In the spring of 1986 television network executives in New York and Los Angeles were aflutter. Johnny Carson, the king of late night, was nearing his 25th anniversary, and there were rumors he would retire. Carson dominated late night and made a mint for NBC. All of a sudden, everyone was in the market for a star to replace him.
NBC executives, worried about finding a worthy successor to host The Tonight Show, made a list of 10 possible replacements. It leaked to the press. What was most notable was the name not on it. Joan Rivers, the woman who had been Carson’s permanent guest host since 1983, had not made the cut.
Rivers was used to controversy. She was the queen of the well-timed celebrity insult. Her acerbic, sometimes vulgar style had won her as many detractors as fans. But Rivers was used to being the odd man out in late night comedy. After all, she was -- for years at a time -- the sole female on the circuit.
Still, being left off the list was one slight too many. She was now sure that NBC would never give her the replacement spot she felt she had earned, so she took an offer from Fox to become the first woman late night host. Her show premiered on October 9, 1986. But, what would be a boundary-breaking step for women became a tragedy for Rivers.
For starters, the decision to take the Fox offer completely alienated her from her mentor and friend, Carson. He had been pivotal in championing Rivers for two decades. Up until 1965, Rivers’ career had mostly consisted of being a member of an off-Broadway comedy troupe and of writing bits for Candid Camera. That year, after three auditions, Carson gave her a shot on The Tonight Show. She was a hit, and her frequent appearances thereafter led to bookings on other television shows like Hollywood Squares and Saturday Night Live.
In 1983, Rivers got the biggest honor of all: She became Carson’s permanent guest host and filled in whenever he went on vacation. She knew Carson loved her, but Rivers was less sure about the NBC brass. As she later wrote in People magazine, they constantly snubbed her at social occasions; in 1985, NBC only gave her a one-year contract. When that list came out, she was sure she was going to be replaced and agreed to talk with Fox.
Fox announced the position before she could explain herself to Carson. She was afraid if she let him know beforehand, NBC execs would try to scuttle the deal. She called him a moment after it became public. But it was too late. He was furious. He wouldn’t take her call. And he never forgot the betrayal. She would never again appear on The Tonight Show for the rest of his tenure.
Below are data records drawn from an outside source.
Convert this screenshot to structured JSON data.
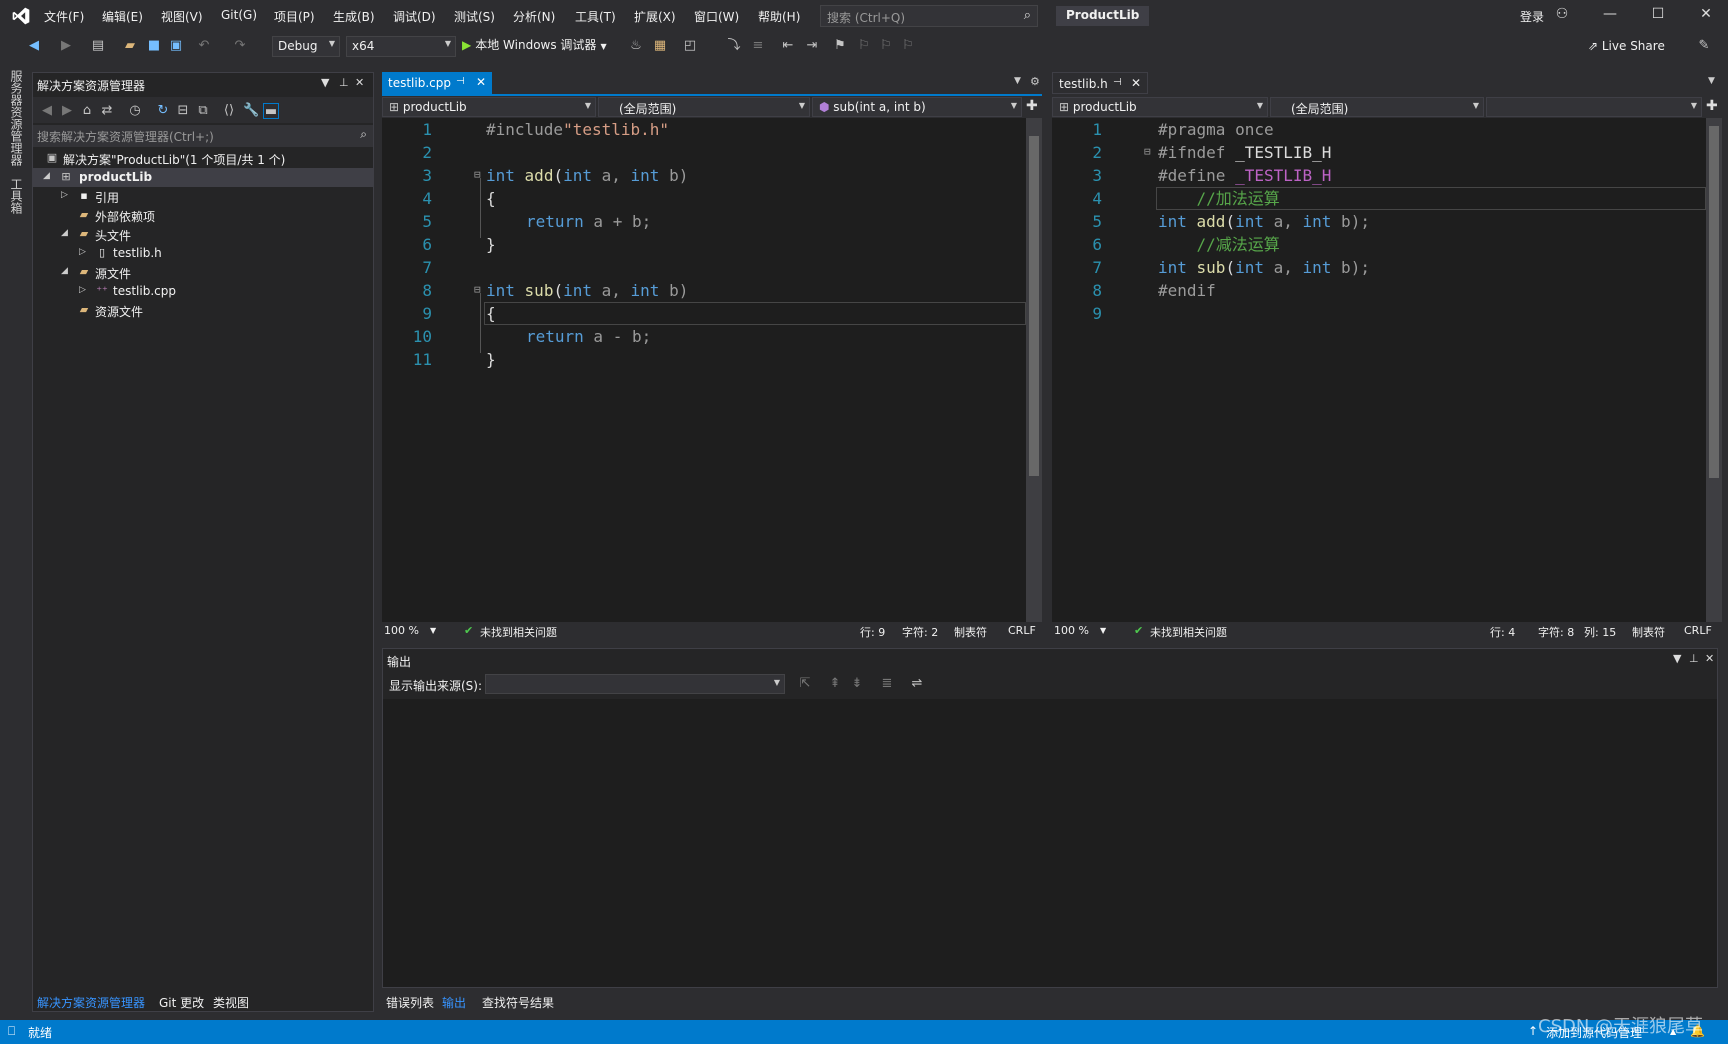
{
  "menu": {
    "items": [
      "文件(F)",
      "编辑(E)",
      "视图(V)",
      "Git(G)",
      "项目(P)",
      "生成(B)",
      "调试(D)",
      "测试(S)",
      "分析(N)",
      "工具(T)",
      "扩展(X)",
      "窗口(W)",
      "帮助(H)"
    ],
    "search_placeholder": "搜索 (Ctrl+Q)",
    "project_title": "ProductLib",
    "signin": "登录"
  },
  "toolbar": {
    "config": "Debug",
    "platform": "x64",
    "run_label": "本地 Windows 调试器",
    "live_share": "Live Share"
  },
  "vtabs": {
    "server_explorer": "服务器资源管理器",
    "toolbox": "工具箱"
  },
  "solution_explorer": {
    "title": "解决方案资源管理器",
    "search_placeholder": "搜索解决方案资源管理器(Ctrl+;)",
    "tree": {
      "solution": "解决方案\"ProductLib\"(1 个项目/共 1 个)",
      "project": "productLib",
      "references": "引用",
      "external_deps": "外部依赖项",
      "header_files": "头文件",
      "testlib_h": "testlib.h",
      "source_files": "源文件",
      "testlib_cpp": "testlib.cpp",
      "resource_files": "资源文件"
    },
    "bottom_tabs": [
      "解决方案资源管理器",
      "Git 更改",
      "类视图"
    ]
  },
  "editor_left": {
    "tab": "testlib.cpp",
    "nav": {
      "project": "productLib",
      "scope": "(全局范围)",
      "member": "sub(int a, int b)"
    },
    "line_numbers": [
      "1",
      "2",
      "3",
      "4",
      "5",
      "6",
      "7",
      "8",
      "9",
      "10",
      "11"
    ],
    "code": {
      "l1_pp": "#include",
      "l1_str": "\"testlib.h\"",
      "l3_kw1": "int",
      "l3_fn": "add",
      "l3_p1": "(",
      "l3_kw2": "int",
      "l3_a": " a, ",
      "l3_kw3": "int",
      "l3_b": " b)",
      "l4": "{",
      "l5_kw": "return",
      "l5_rest": " a + b;",
      "l6": "}",
      "l8_kw1": "int",
      "l8_fn": "sub",
      "l8_p1": "(",
      "l8_kw2": "int",
      "l8_a": " a, ",
      "l8_kw3": "int",
      "l8_b": " b)",
      "l9": "{",
      "l10_kw": "return",
      "l10_rest": " a - b;",
      "l11": "}"
    },
    "status": {
      "zoom": "100 %",
      "issues": "未找到相关问题",
      "line": "行: 9",
      "char": "字符: 2",
      "tabs": "制表符",
      "eol": "CRLF"
    }
  },
  "editor_right": {
    "tab": "testlib.h",
    "nav": {
      "project": "productLib",
      "scope": "(全局范围)"
    },
    "line_numbers": [
      "1",
      "2",
      "3",
      "4",
      "5",
      "6",
      "7",
      "8",
      "9"
    ],
    "code": {
      "l1": "#pragma once",
      "l2_pp": "#ifndef",
      "l2_mac": " _TESTLIB_H",
      "l3_pp": "#define",
      "l3_mac": " _TESTLIB_H",
      "l4": "    //加法运算",
      "l5_kw1": "int",
      "l5_fn": " add",
      "l5_p": "(",
      "l5_kw2": "int",
      "l5_a": " a, ",
      "l5_kw3": "int",
      "l5_b": " b);",
      "l6": "    //减法运算",
      "l7_kw1": "int",
      "l7_fn": " sub",
      "l7_p": "(",
      "l7_kw2": "int",
      "l7_a": " a, ",
      "l7_kw3": "int",
      "l7_b": " b);",
      "l8": "#endif"
    },
    "status": {
      "zoom": "100 %",
      "issues": "未找到相关问题",
      "line": "行: 4",
      "char": "字符: 8",
      "col": "列: 15",
      "tabs": "制表符",
      "eol": "CRLF"
    }
  },
  "output": {
    "title": "输出",
    "source_label": "显示输出来源(S):",
    "tabs": [
      "错误列表",
      "输出",
      "查找符号结果"
    ]
  },
  "statusbar": {
    "ready": "就绪",
    "source_control": "添加到源代码管理"
  },
  "watermark": "CSDN @天涯狼尾草",
  "colors": {
    "accent": "#007acc",
    "keyword": "#569cd6",
    "comment": "#57a64a",
    "string": "#d69d85"
  }
}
Meanwhile, The Late Show Starring Joan Rivers did not fare well. Fox could not rally its affiliates around the show. Many who did not like Rivers’ bawdy humor refused to carry it outright. As the show sank in the ratings, relations deteriorated. Fox executives threatened to fire Edgar Rosenberg, the show’s executive producer and also Rivers’ husband. She stood up to them, and they both lost their jobs in May 1987. The set of the last show was vandalized with toilet paper and shaving cream. Three months later, Rosenberg committed suicide. Rivers blamed it on the humiliation of being fired.
Rivers slowly picked herself up from the disaster and remade her career many more times. She had a daytime talk show for five seasons that garnered her an Emmy. Later, she would become a staple of red carpet interviews at award ceremonies for the E! Entertainment network.
Carson never spoke to Rivers again. He retired in 1992 and passed away in 2005. Jay Leno, Carson’s successor on The Tonight Show, upheld Carson’s ban of Rivers. Conan O’Brien, who briefly hosted the show after Leno, did the same. In 2014, when Jimmy Fallon took over as host, he welcomed Rivers back. “It’s great to be home,” she told him.